Breakfast more than pancakesPublished 12:00am Sunday, February 10, 2013
I like pancakes and sausage. I really do. Just don’t ask me to make or eat either for the next week or 10.
That’s what happens when you make hundreds of plates to fill the bellies of hungry Irontonians and that was certainly the case at Saturday’s Ironton Rotary Club pancake breakfast, an event that is one part fundraiser and one part family reunion.
More than two dozen of my fellow Rotarians and I were up early Saturday morning ensuring that the tradition continues.
Ray “Doc” Payne, decked out in his fluffy white chef’s hat emblazoned with his name and his “The Heat is On” apron, was at his pancake-flipping best with some help from Jay Zornes and Darwin Haynes.
Although too many to name, other Rotarians — some participating in their 15th or 20th breakfast and others there for the first time — were equally busy serving customers, making sausage, filling coffees and just making the event a success.
We even got a visit from my batter-mixing mentor Don Edwards, who not only shared the club’s secret recipe with me but always kept things lively by adding a droplet of food color here and there. Sending “Doc” green or pink flapjacks helps keep his heart pumping.
I am not sure if Don was there just to enjoy some pancakes or make sure that myself, Massie Schemmel and Mandy Medinger were keeping the batter magic going, but we were happy to see him just the same.
For Rotary, the breakfast is a great many things.

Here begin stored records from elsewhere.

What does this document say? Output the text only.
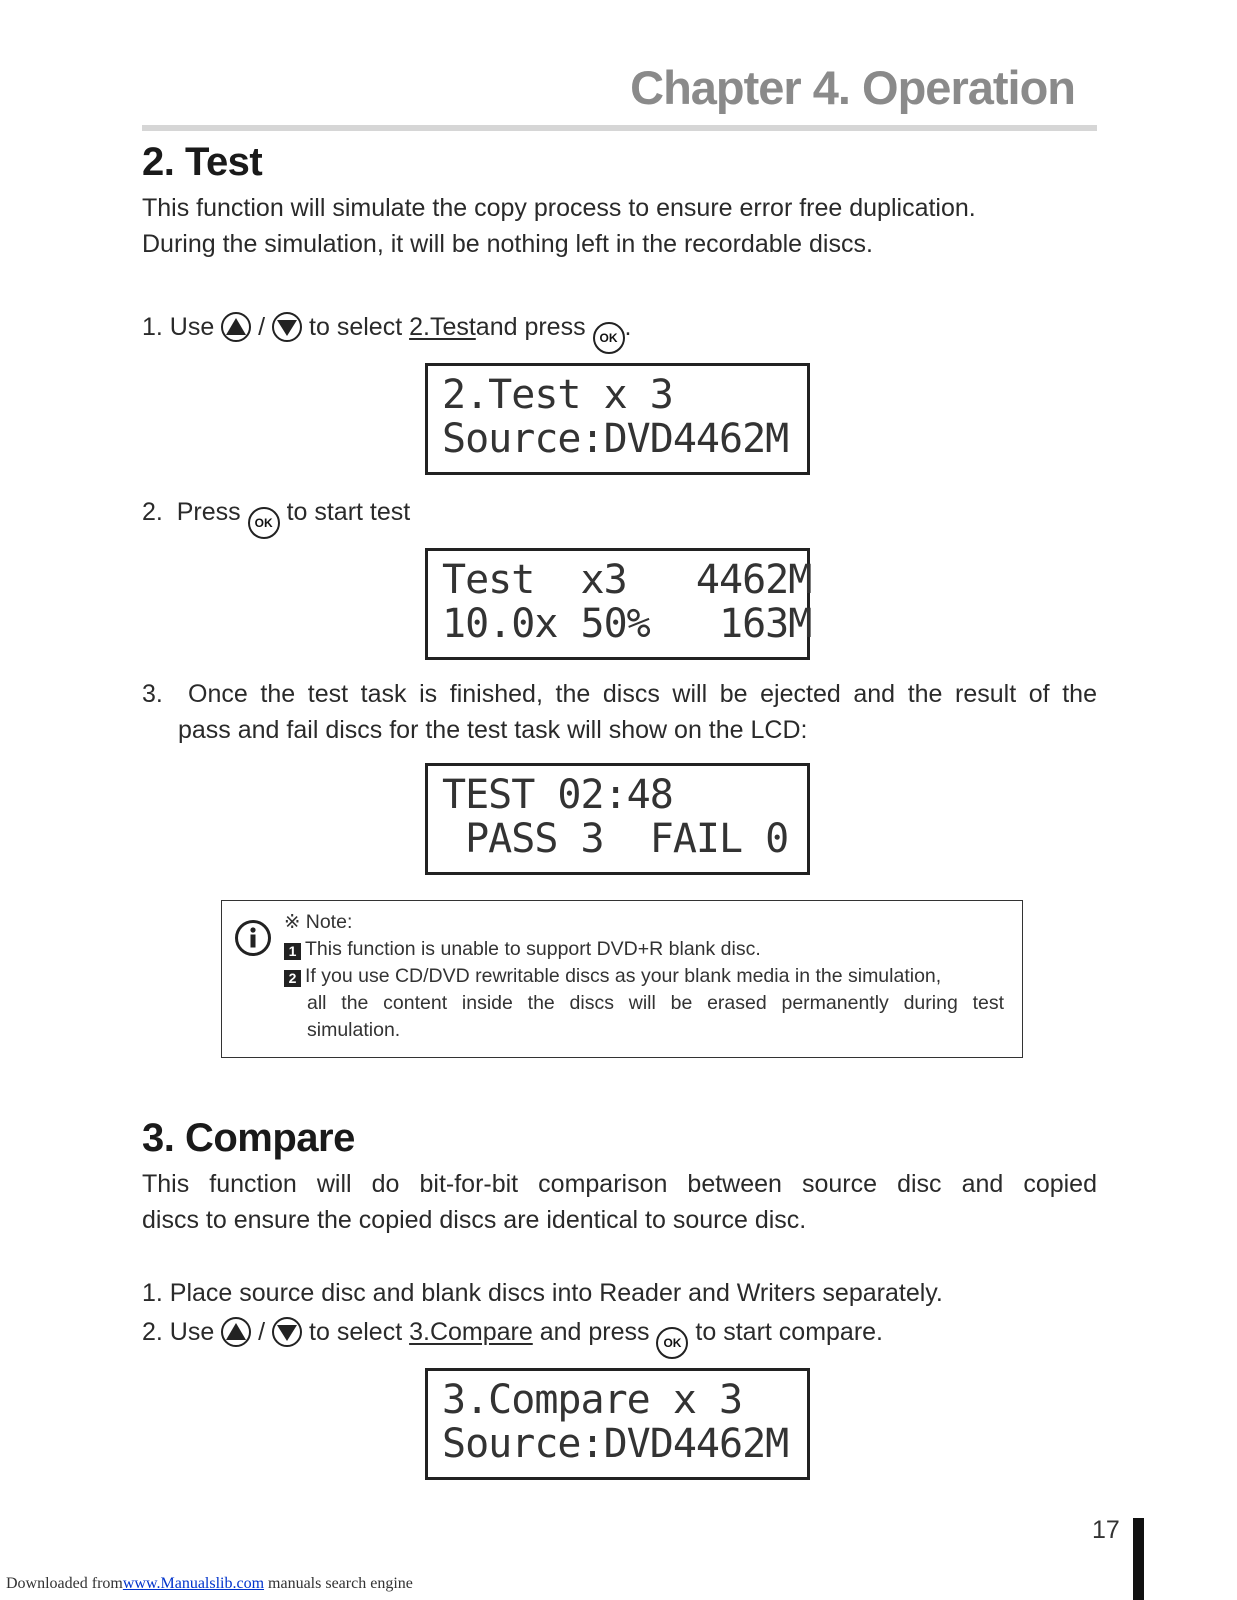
Chapter 4. Operation
2. Test

This function will simulate the copy process to ensure error free duplication.

During the simulation, it will be nothing left in the recordable discs.

1. Use / to select 2.Testand press OK .
2.Test x 3
Source:DVD4462M
2.  Press OK to start test
Test  x3   4462M
10.0x 50%   163M

3.  Once the test task is finished, the discs will be ejected and the result of the

pass and fail discs for the test task will show on the LCD:

TEST 02:48
PASS 3  FAIL 0
※ Note:
1 This function is unable to support DVD+R blank disc.
2 If you use CD/DVD rewritable discs as your blank media in the simulation,
all the content inside the discs will be erased permanently during test
simulation.
3. Compare

This function will do bit-for-bit comparison between source disc and copied

discs to ensure the copied discs are identical to source disc.

1. Place source disc and blank discs into Reader and Writers separately.

2. Use / to select 3.Compare and press OK to start compare.
3.Compare x 3
Source:DVD4462M
17
Downloaded fromwww.Manualslib.com manuals search engine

Certainly it is a primary fundraiser for the longtime civic organization that allows for the club to continue its variety of community projects ranging from sponsoring local scholarships to helping charitable organizations to revitalizing the fountain area in downtown Ironton.

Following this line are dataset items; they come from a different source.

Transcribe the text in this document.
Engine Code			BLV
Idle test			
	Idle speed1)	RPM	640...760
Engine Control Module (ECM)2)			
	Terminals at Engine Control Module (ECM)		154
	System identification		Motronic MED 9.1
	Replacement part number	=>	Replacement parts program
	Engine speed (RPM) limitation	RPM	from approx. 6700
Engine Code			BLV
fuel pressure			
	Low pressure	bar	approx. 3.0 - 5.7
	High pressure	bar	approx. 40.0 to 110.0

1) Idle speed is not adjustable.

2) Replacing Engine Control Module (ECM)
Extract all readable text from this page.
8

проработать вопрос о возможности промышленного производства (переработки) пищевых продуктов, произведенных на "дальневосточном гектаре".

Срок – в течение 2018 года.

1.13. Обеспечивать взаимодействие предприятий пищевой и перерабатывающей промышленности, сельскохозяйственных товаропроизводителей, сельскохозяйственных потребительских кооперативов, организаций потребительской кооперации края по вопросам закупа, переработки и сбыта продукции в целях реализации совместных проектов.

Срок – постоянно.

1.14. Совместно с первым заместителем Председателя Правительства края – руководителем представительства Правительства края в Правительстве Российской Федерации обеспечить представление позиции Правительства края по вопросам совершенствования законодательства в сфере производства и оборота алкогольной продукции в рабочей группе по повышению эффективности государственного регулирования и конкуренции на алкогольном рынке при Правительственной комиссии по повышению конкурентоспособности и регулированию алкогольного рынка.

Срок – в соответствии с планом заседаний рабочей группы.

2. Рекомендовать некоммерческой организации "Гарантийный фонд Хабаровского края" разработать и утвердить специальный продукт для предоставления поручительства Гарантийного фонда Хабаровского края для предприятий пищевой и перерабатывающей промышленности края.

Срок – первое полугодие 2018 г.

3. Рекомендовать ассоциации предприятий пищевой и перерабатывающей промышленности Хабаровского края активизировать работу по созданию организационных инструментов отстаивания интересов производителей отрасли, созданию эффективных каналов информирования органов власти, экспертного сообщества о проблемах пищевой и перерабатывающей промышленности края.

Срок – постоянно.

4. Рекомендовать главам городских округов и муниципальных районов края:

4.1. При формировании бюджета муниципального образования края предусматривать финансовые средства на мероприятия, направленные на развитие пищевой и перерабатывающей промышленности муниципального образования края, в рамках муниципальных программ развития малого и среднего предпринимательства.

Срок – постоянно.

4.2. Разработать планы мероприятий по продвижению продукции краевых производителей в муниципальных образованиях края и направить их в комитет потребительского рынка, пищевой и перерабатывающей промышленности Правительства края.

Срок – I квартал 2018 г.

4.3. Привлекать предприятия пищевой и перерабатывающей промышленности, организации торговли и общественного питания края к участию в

The Rotary pancake breakfast — and other events like it that are hosted by a variety of organizations — is much more.
The breakfast helps bring Rotarians closer together, forging a bond built upon the motto of “Service Above Self.”
It also helps connect the club with the community, dispelling the misconceptions that civic organizations are elitist groups instead of simply your friends and neighbors.
It also helps bring the community itself closer together by offering an affordable, safe and positive environment for food, friendship and fellowship.
Sadly enough, these types of things can be lacking in today’s society.
Our club, in partnership with the businesses who advertise on the placemats and the Boy Scouts who help with the event, look forward to it every year. It is hours of hard work that is made worthwhile because the knowledge that it is all for a great cause.
I may already be looking forward to next year but just don’t ask me to eat pancakes until then.